Garfield and Helen Peterson purchased the house in the mid-1940s. He was a laborer for the Columbia River Salmon Co.’s cold storage plant. By 1955, he was an employee for the Pillsbury Flouring Mill. His son, Gerald, worked there, too, as a lift driver. Gerald lived in the house until his death a few years ago.


Work accomplished


“The roof was in poor condition,” recalled Laughman. “It must have rained in the house for years.” Her brother and nephews replaced the roof after they “hacked their way into the house.” The building was “laden with junk” and home to raccoons and other creatures. “My brother trucked away loads of stuff,” she said.

Laughman says she has done lots of cleaning. The kitchen stove did not have proper ventilation and “there was grease all over the walls.” Now, however, the building’s original qualities are beginning to shine through.

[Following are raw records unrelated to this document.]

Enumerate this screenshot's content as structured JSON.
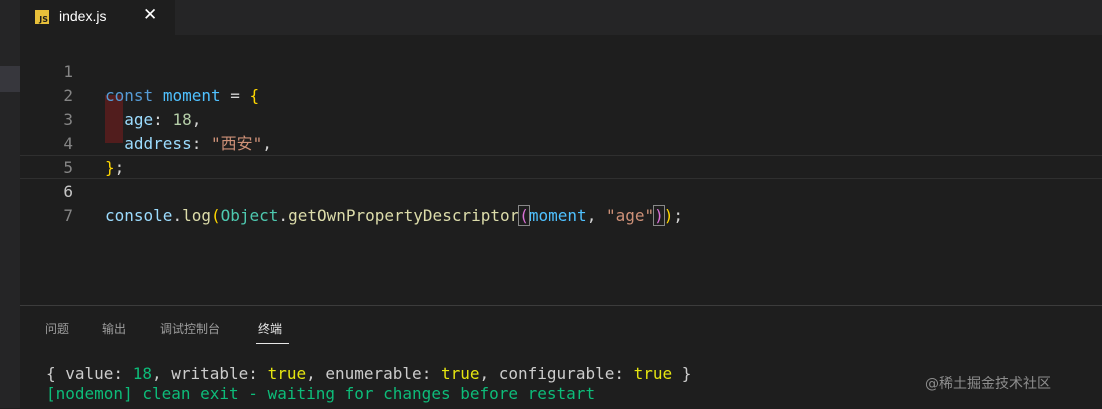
{
  "tab": {
    "icon_text": "JS",
    "filename": "index.js",
    "close_glyph": "✕"
  },
  "editor": {
    "line_numbers": [
      "1",
      "2",
      "3",
      "4",
      "5",
      "6",
      "7"
    ],
    "code": {
      "l1_kw": "const",
      "l1_var": "moment",
      "l1_eq": " = ",
      "l1_brace": "{",
      "l2_prop": "age",
      "l2_colon": ": ",
      "l2_num": "18",
      "l2_comma": ",",
      "l3_prop": "address",
      "l3_colon": ": ",
      "l3_str": "\"西安\"",
      "l3_comma": ",",
      "l4_brace": "}",
      "l4_semi": ";",
      "l6_console": "console",
      "l6_dot": ".",
      "l6_log": "log",
      "l6_p1": "(",
      "l6_obj": "Object",
      "l6_dot2": ".",
      "l6_fn": "getOwnPropertyDescriptor",
      "l6_p2": "(",
      "l6_arg1": "moment",
      "l6_sep": ", ",
      "l6_arg2": "\"age\"",
      "l6_p2c": ")",
      "l6_p1c": ")",
      "l6_semi": ";"
    }
  },
  "panel": {
    "tabs": [
      "问题",
      "输出",
      "调试控制台",
      "终端"
    ],
    "active_tab": "终端",
    "terminal": {
      "line1": {
        "open": "{ value: ",
        "value": "18",
        "mid1": ", writable: ",
        "writable": "true",
        "mid2": ", enumerable: ",
        "enumerable": "true",
        "mid3": ", configurable: ",
        "configurable": "true",
        "close": " }"
      },
      "line2": "[nodemon] clean exit - waiting for changes before restart"
    }
  },
  "watermark": "@稀土掘金技术社区",
  "colors": {
    "editor_bg": "#1e1e1e",
    "tab_bar_bg": "#252526",
    "js_icon": "#e8c03a",
    "terminal_green": "#0dbc79"
  }
}
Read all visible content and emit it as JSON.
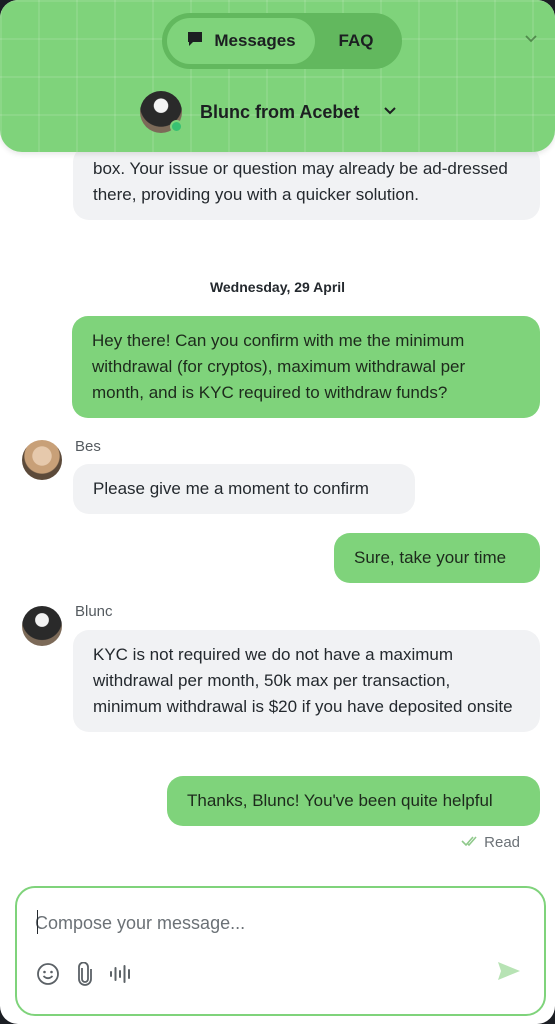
{
  "header": {
    "tabs": [
      {
        "label": "Messages",
        "icon": "chat-bubble-icon",
        "active": true
      },
      {
        "label": "FAQ",
        "active": false
      }
    ],
    "agent_title": "Blunc from Acebet",
    "online": true
  },
  "messages": [
    {
      "direction": "in",
      "text": "box. Your issue or question may already be ad-dressed there, providing you with a quicker solution."
    },
    {
      "type": "date",
      "text": "Wednesday, 29 April"
    },
    {
      "direction": "out",
      "text": "Hey there! Can you confirm with me the minimum withdrawal (for cryptos), maximum withdrawal per month, and is KYC required to withdraw funds?"
    },
    {
      "direction": "in",
      "sender": "Bes",
      "text": "Please give me a moment to confirm"
    },
    {
      "direction": "out",
      "text": "Sure, take your time"
    },
    {
      "direction": "in",
      "sender": "Blunc",
      "text": "KYC is not required we do not have a maximum withdrawal per month, 50k max per transaction, minimum withdrawal is $20 if you have deposited onsite"
    },
    {
      "direction": "out",
      "text": "Thanks, Blunc! You've been quite helpful"
    }
  ],
  "read_status": "Read",
  "composer": {
    "placeholder": "Compose your message...",
    "tools": [
      "emoji-icon",
      "paperclip-icon",
      "voice-waveform-icon"
    ],
    "send_icon": "send-icon"
  },
  "colors": {
    "accent": "#7fd37b",
    "accent_dark": "#62b85e",
    "incoming_bg": "#f1f2f4"
  }
}
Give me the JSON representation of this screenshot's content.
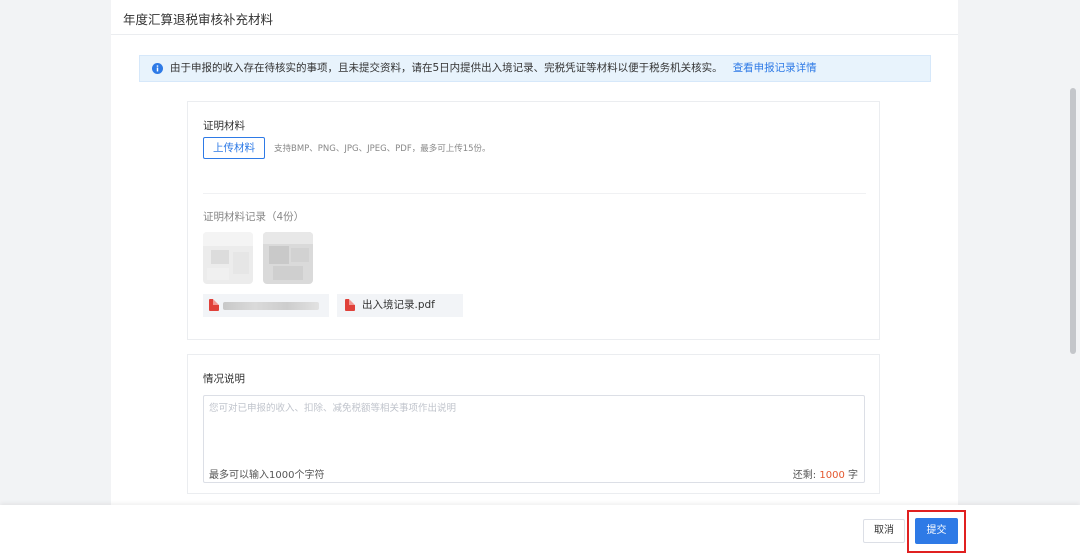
{
  "page": {
    "title": "年度汇算退税审核补充材料"
  },
  "notice": {
    "icon": "info-icon",
    "text": "由于申报的收入存在待核实的事项，且未提交资料，请在5日内提供出入境记录、完税凭证等材料以便于税务机关核实。",
    "link": "查看申报记录详情",
    "accent_color": "#2e7ae6"
  },
  "proof": {
    "label": "证明材料",
    "upload_button": "上传材料",
    "hint": "支持BMP、PNG、JPG、JPEG、PDF，最多可上传15份。",
    "records_label": "证明材料记录（4份）",
    "files": [
      {
        "name": "",
        "icon": "pdf-icon"
      },
      {
        "name": "出入境记录.pdf",
        "icon": "pdf-icon"
      }
    ]
  },
  "explanation": {
    "label": "情况说明",
    "placeholder": "您可对已申报的收入、扣除、减免税额等相关事项作出说明",
    "limit_text": "最多可以输入1000个字符",
    "remaining_prefix": "还剩:",
    "remaining_count": "1000",
    "remaining_suffix": "字"
  },
  "footer": {
    "cancel": "取消",
    "submit": "提交"
  }
}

And, thanks to other local contractors, the house is taking shape. French’s Gutters and Sheetmetal replaced the roof gutters; Terry’s Plumbing cleared out the sewer line; and Wadsworth Electric reworked enough of the electrical to safely “turn some lights on and off.”


Quality materials


Laughman’s love for the home’s historic details is infectious. Whether it be exterior details like knee braces beneath the eaves, Tuscan columns on the front porch, leaded glass windows, or an original Craftsman-style front door, she is quick to point out their inherent beauty.

Inside, the kitchen is a real find. It’s not often that original cabinetry remains after more than 100 years. In addition to an intact California cooler — an early refrigerator that uses outside air to keep contents cold — an adjoining countertop is made from one single piece of wood. Then, there is an original cast iron sink. “The quality and materials… they just didn’t stop,” she said.


Importance of preservation


“This house is a neglected beauty. It’s a part of Astoria’s history,” said Laughman. “My roots are in Astoria. Having moved back, I can’t believe how much I feel at home here.”